O ex-governador do Rio de Janeiro, Cláudio Castro, anunciou nesta quinta-feira (28) sua decisão de retirar a pré-candidatura ao Senado Federal pelo Partido Progressistas (PP).
Conforme comunicado pelo próprio Castro, a medida resulta de uma "profunda reflexão pessoal e familiar", motivada pelas últimas semanas de intensa exposição pública, acusações, ataques e incidentes que afetaram tanto sua vida política quanto seus familiares.
Ele declarou que pretende agora focar integralmente na construção de sua defesa e no esclarecimento total das acusações levantadas, reiterando sua crença na legalidade e na probidade de todos os atos praticados durante sua vida pública.
A decisão de Castro foi divulgada após ele ter sido alvo de recentes operações da Polícia Federal, que investiga sua suposta participação em fraudes financeiras articuladas pelo banqueiro Daniel Vorcaro, proprietário do Banco Master.
Na última terça-feira (26), Cláudio Castro foi um dos alvos da oitava fase da Operação Compliance Zero, que se insere em uma série de investigações sobre a prática de crimes financeiros.
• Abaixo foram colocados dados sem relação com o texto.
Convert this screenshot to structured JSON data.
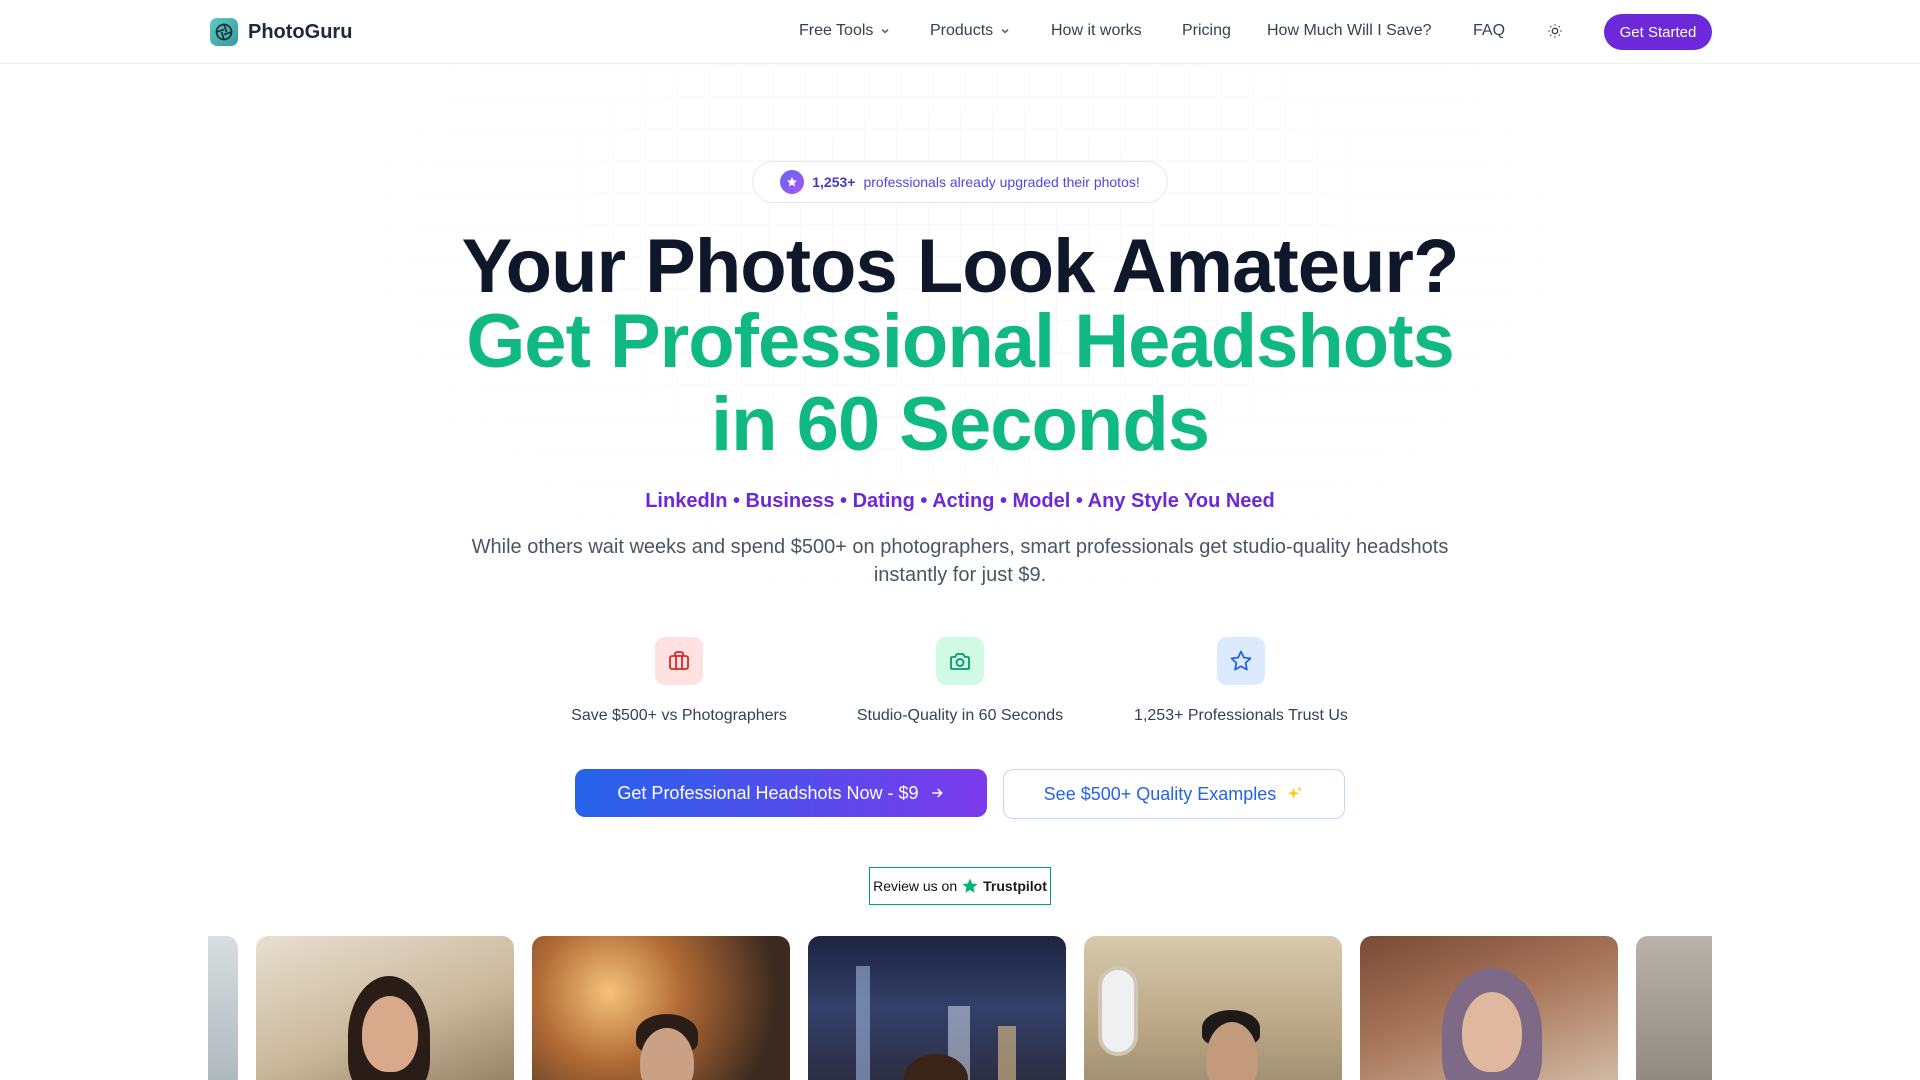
{
  "brand": {
    "name": "PhotoGuru"
  },
  "nav": {
    "items": [
      {
        "label": "Free Tools",
        "dropdown": true
      },
      {
        "label": "Products",
        "dropdown": true
      },
      {
        "label": "How it works",
        "dropdown": false
      },
      {
        "label": "Pricing",
        "dropdown": false
      },
      {
        "label": "How Much Will I Save?",
        "dropdown": false
      },
      {
        "label": "FAQ",
        "dropdown": false
      }
    ],
    "theme_icon": "sun-icon",
    "cta_label": "Get Started"
  },
  "hero": {
    "badge_count": "1,253+",
    "badge_text": "professionals already upgraded their photos!",
    "headline_line1": "Your Photos Look Amateur?",
    "headline_line2": "Get Professional Headshots",
    "headline_line3": "in 60 Seconds",
    "tags": "LinkedIn • Business • Dating • Acting • Model • Any Style You Need",
    "subtitle": "While others wait weeks and spend $500+ on photographers, smart professionals get studio-quality headshots instantly for just $9.",
    "features": [
      {
        "icon": "briefcase-icon",
        "label": "Save $500+ vs Photographers"
      },
      {
        "icon": "camera-icon",
        "label": "Studio-Quality in 60 Seconds"
      },
      {
        "icon": "star-icon",
        "label": "1,253+ Professionals Trust Us"
      }
    ],
    "primary_cta": "Get Professional Headshots Now - $9",
    "secondary_cta": "See $500+ Quality Examples",
    "trustpilot_prefix": "Review us on",
    "trustpilot_brand": "Trustpilot"
  },
  "colors": {
    "brand_purple": "#6d28d9",
    "headline_green": "#10b981",
    "headline_dark": "#0f172a",
    "link_blue": "#2563eb",
    "trustpilot_green": "#00b67a"
  }
}
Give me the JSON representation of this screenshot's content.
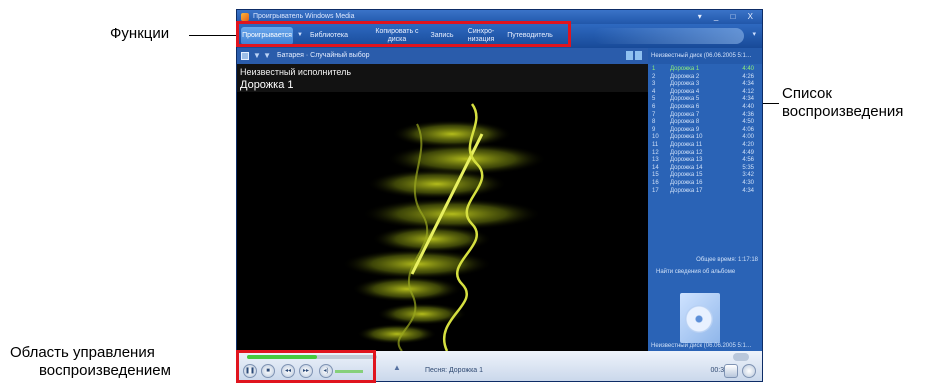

O foco principal é o RioPrevidência, o fundo de previdência social dos servidores ativos, inativos e pensionistas do estado do Rio de Janeiro.
As apurações indicaram que mais de R$ 3 bilhões foram aplicados pelo RioPrevidência no Banco Master.
Segundo a decisão do ministro André Mendonça, do Supremo Tribunal Federal (STF), que autorizou o mandado de busca e apreensão na residência de Castro, os elementos reunidos pela PF até o momento indicam que o ex-governador desempenhou um "papel politicamente relevante para a viabilização dos aportes da RioPrevidência no Banco Master". Em troca, haveria a distribuição de vantagens indevidas aos envolvidos nas aplicações financeiras realizadas pelo fundo.
As investigações apontam ainda que a articulação teve início com a alteração na cúpula do RioPrevidência, por meio da nomeação, por parte de Castro, de dirigentes supostamente alinhados ao esquema fraudulento.
Duas semanas antes, Castro já havia sido alvo de outra operação da Polícia Federal, que investiga irregularidades no setor de combustíveis, envolvendo a Refinaria de Manguinhos (Refit).
Julgamento no TSE
O Tribunal Superior Eleitoral (TSE) agendou para o dia 2 de junho o julgamento do recurso apresentado pelo ex-governador contra a decisão que o condenou à inelegibilidade.
Em 23 de março, Castro havia sido condenado pelo TSE, com a imposição de inelegibilidade até 2030. Em decorrência dessa decisão, o tribunal havia determinado que a escolha para o mandato-tampão seria por meio de eleições indiretas, realizadas pelos votos dos deputados da Assembleia Legislativa do Rio de Janeiro (Alerj).
Entretanto, o PSD havia recorrido ao Supremo Tribunal Federal (STF), defendendo a realização de eleições diretas. Um dia antes do julgamento, Castro renunciou ao seu mandato para cumprir o prazo de desincompatibilização, condição necessária para sua então planejada candidatura ao Senado.
Essa ação foi amplamente interpretada como uma manobra para assegurar a realização de eleições indiretas, em detrimento do pleito direto, que é definido pelo voto popular.